When the days start getting longer, my moods immediately swing to the happy side. I am no fan of short, dark winter days. Though I have learned to tolerate them, I am not happy. When the days stretch out before me and I can spend more time enjoying the great outdoors, my joy is in abundance. To feel the sun on my face not only warms my face, but my heart as well. It is one of the reasons that I love living where I do. We have all seasons, but thankfully Winter is not all that long, and usually not all that harsh.

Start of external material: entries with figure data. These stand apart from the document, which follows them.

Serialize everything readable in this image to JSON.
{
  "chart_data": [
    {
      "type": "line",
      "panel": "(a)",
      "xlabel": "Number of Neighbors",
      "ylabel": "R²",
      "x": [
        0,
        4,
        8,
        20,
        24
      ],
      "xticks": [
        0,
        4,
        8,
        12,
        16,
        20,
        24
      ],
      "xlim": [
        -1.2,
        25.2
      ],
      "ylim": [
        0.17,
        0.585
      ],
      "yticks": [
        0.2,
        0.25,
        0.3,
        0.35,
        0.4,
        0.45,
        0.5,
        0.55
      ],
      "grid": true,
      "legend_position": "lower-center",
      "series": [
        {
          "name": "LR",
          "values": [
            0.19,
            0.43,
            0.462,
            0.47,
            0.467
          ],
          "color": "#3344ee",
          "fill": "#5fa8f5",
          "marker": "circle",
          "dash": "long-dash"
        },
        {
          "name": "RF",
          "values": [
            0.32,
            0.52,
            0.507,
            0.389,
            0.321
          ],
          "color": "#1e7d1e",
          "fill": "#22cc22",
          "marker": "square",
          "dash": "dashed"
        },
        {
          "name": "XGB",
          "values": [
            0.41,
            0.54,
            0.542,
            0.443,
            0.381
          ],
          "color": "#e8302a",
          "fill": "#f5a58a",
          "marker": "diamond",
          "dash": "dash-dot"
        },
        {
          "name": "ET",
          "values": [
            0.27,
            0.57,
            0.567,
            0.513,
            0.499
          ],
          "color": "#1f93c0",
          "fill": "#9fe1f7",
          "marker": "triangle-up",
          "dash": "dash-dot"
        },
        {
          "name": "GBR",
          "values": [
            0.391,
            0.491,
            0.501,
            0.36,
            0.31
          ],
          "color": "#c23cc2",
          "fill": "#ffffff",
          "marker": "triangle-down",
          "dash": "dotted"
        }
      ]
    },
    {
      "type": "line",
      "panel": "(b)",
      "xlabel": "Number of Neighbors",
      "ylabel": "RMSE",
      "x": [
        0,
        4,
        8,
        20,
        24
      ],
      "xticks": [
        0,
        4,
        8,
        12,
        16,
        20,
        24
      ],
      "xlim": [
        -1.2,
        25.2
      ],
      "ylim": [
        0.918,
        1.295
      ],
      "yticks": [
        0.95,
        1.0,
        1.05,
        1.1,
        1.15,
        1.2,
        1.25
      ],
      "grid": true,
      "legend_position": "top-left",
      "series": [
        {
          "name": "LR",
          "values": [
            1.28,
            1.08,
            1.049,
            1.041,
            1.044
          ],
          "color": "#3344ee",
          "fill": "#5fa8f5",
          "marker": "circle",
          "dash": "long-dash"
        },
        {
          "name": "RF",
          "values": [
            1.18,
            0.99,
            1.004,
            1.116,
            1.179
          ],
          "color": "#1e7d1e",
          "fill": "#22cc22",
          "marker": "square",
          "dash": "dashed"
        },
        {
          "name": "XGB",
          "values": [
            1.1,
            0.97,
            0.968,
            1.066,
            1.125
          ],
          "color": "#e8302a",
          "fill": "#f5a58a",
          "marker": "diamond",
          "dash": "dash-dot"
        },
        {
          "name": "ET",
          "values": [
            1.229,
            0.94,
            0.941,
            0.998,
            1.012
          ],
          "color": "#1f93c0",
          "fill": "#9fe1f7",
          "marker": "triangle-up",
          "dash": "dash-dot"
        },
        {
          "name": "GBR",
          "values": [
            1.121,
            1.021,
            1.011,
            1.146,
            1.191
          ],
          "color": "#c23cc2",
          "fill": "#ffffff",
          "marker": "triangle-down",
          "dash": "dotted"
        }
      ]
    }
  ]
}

Yes, it does mean that I have to schedule certain events to different times of the day. I don’t want to attempt to mow what grass and plant life that grows around my house at noon, or harvest from my garden midday, but sitting under a shade tree reading is wonderful. Especially with a glass of sweet tea within reach. I can also now sit out back and watch the kittens playing, which is an added bonus.
Even as I sit here, happy in this first day of Summer, I contemplate another situation. A day when time must have felt as if it were dragging, slowed to an intolerable crawl. Even though it only hours, it must have felt like days.
When Jesus hung on that cross, the most horrible of deaths at that time. The cross designed to created the greatest of suffering.
Reading this, creates a deeper understanding with me. While I have known it was horrendous, I didn’t fully comprehend what he endured. Now, I know much better and it saddens me more. Yet, it also deepens my gratitude that He endured that torture because of His love. Not just for me, though yes for me, but for every single human who has or will ever walk this planet.
Those six hours much have felt as if it were the longest day ever in the existence of time for Him, as he hung there, taking the punishment meant for mankind. He didn’t have to, but He did so willingly. He understood there had to be a perfect sacrifice and only He, could be that sacrifice. Only He, creator of all, could be Savior of all.
Because of Him, because of what He did for us, I can sit here and enjoy the blessings. Because of His love, I understand that as a sojourner, the life that awaits at the end of this, will be much greater than I could ever begin to imagine. Then the true longest life begins.